Tutto questo indicano Gli Uomini Rossi; e se è tale, è carità di patria. La sua ironia promana dalla passionalità della gente a cui l'autore appartiene: il Beltramelli è umorista appunto, perché vede e sente le cose pateticamente e con sentimento, e, delicato, ferito in cuore e triste, se compara ciò che potrebbe essere a quanto non è si esaspera del Carnevale della Democrazia che ne circonda; quindi non vinto o remissivo non si piega al silenzio, ma squilli di riso, facezia di baje, caricature e motteggi per soffocare le grida e l'invettive. Su ciò s'informa il suo stile; non è l'amara espressione del Pirandello; non la sceda continua ed incatenata di Henri Chateau nel Manuel de l'Arriviste; non la calma triste e disincantata di Jules Renard, riparato tra le corti delle fattorie coi galli e le papere per una sua Histoire naturelle; non l'iperbole dello Swift; la crudeltà macabra ed americana di Mark Twain; le trine, le spume leggiere e il gorgoglio del cachinno sommesso, la puntura di spillo, ed il mentito lenocinio elegante del moralista Willy; ma è la satira latina, l'arguzia della nostra commedia goldoniana, lo scherzo apparente per mascherare una piaga, la ricreazione di un uomo di lettere emotivo che ha bisogno di credere a qualche cosa di grande e che, per ora, giuoca colla propria anima a rimpiattino, cercando con ogni pretesto, di percuotersi, di agitarsi per sentirsi vivere, per vivere ridendo, libero, forse solo in una paganità di libere bellezze, in una incontrastata logica di natura insofferente di legami e di strettoie.
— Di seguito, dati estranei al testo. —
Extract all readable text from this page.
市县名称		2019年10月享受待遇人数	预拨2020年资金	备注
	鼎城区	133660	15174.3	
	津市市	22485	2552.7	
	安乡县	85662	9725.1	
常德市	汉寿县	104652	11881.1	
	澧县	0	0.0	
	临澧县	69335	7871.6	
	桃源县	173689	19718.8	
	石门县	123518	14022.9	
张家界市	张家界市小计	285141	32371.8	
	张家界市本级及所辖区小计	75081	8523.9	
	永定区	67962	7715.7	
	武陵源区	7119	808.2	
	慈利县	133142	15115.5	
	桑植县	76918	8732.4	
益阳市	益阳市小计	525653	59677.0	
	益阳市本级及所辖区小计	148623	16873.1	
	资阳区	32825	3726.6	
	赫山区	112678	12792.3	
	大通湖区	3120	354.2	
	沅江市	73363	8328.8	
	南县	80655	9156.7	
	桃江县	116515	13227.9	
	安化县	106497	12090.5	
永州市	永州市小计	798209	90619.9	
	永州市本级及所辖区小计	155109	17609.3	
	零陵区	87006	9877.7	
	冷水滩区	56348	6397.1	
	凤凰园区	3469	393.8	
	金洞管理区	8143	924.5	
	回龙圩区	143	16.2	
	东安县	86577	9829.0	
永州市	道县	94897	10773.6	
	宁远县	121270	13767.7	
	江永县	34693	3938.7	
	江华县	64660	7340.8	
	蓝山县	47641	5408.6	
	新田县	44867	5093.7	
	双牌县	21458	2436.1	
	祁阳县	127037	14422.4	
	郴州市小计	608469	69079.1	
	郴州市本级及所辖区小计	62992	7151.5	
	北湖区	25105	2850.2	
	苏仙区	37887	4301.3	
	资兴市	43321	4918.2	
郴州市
Donde, l'amorale ed il violento malinconico, nascosto sotto lo scherzo in cospetto ad una costatazione sociale ed attuale, sorge, se, dal grottesco degli Uomini Rossi, passa ad Anna Perenna a cui dedica tutte le sue cure, le morbidezze e le preziosità cadenzate della frase lirica e figurata.

Daimon e guida, Anna Perenna, triste, rumorosa, bizzarra, sardonica, addolorata, piena di speranza e di remissione, sempre maligna, prende per mano il poeta e lo conduce pei sentieri ingombri dalle spine e dai fiori della memoria, lungo la sua terra natale. Ed è l'epirema vivo costante, che precede, col parco motivo della leggenda e del ricordo, le tredici novelle dedicate al suo nome, come ad una famigliare divinità, dall'altri non riconosciuta, ma perpetua al pensiero ed alla riverenza del Beltramelli.

Evocazioni di gente fuori del comune; gente che ha dimenticato e non ha conosciuto i vincoli sociali, dissoluta nel deserto delle foreste appennine per la pineta e dentro l'acquitrino di Ravenna; nei pomerii lussureggianti dei villaggi, dai quali le vie battute si scostano; rifugiata alle radure e nelle praterie dei pascoli montani e nelle capanne a riva dei fiumi pescosi ed innominati ricciuti di spume: le belle figlie di Jadic, fragranti d'amore, inquiete d'amore, che, nel dolce Adriatico della piccola Cervia fattucchiera, concepiranno come le vergini mitologiche dalle onde; Ealistar, il passatore, forma di violenza e di forze cieche, improvvisato cavaliere di bellezza; ed altri: i Ciechi, che cantano le loro cecità, per la passione dell'allucinamento; il Fauno, che all'agguato sorprende la fanciulla; la Cerbiatta nomade e morente dopo l'abbraccio, come l'eroina di una novella del Decameron e la Tribú dei bambini vagabondi, compresa dell'incanto dell'estate, se ascende la scalea delle pendici coltivate ed opime di frutteti e vede la morte di Azurên, cantore incosciente nell'ultima luce del vespero, dopo l'ultimo canto:

S'io mi partissi e' n vi dicessi addio,
parrebbe mi partissi all'adirata.

E se mi parto vi lascio il cor mio,
che lo teniate fino alla tornata;

parafrasi del trovatore

Le corp s'en va mais le coeur vous demeure
Adieu, chère dame, adieu, jusqu'aux retours.

Tali stanno costoro in quest'opera che parrebbe del Gorki ma è piú latina e polita.

Ne riparlerò.

[In «L'Italia del Popolo», a. XIII, n. 1268, 6-7 luglio 1904.]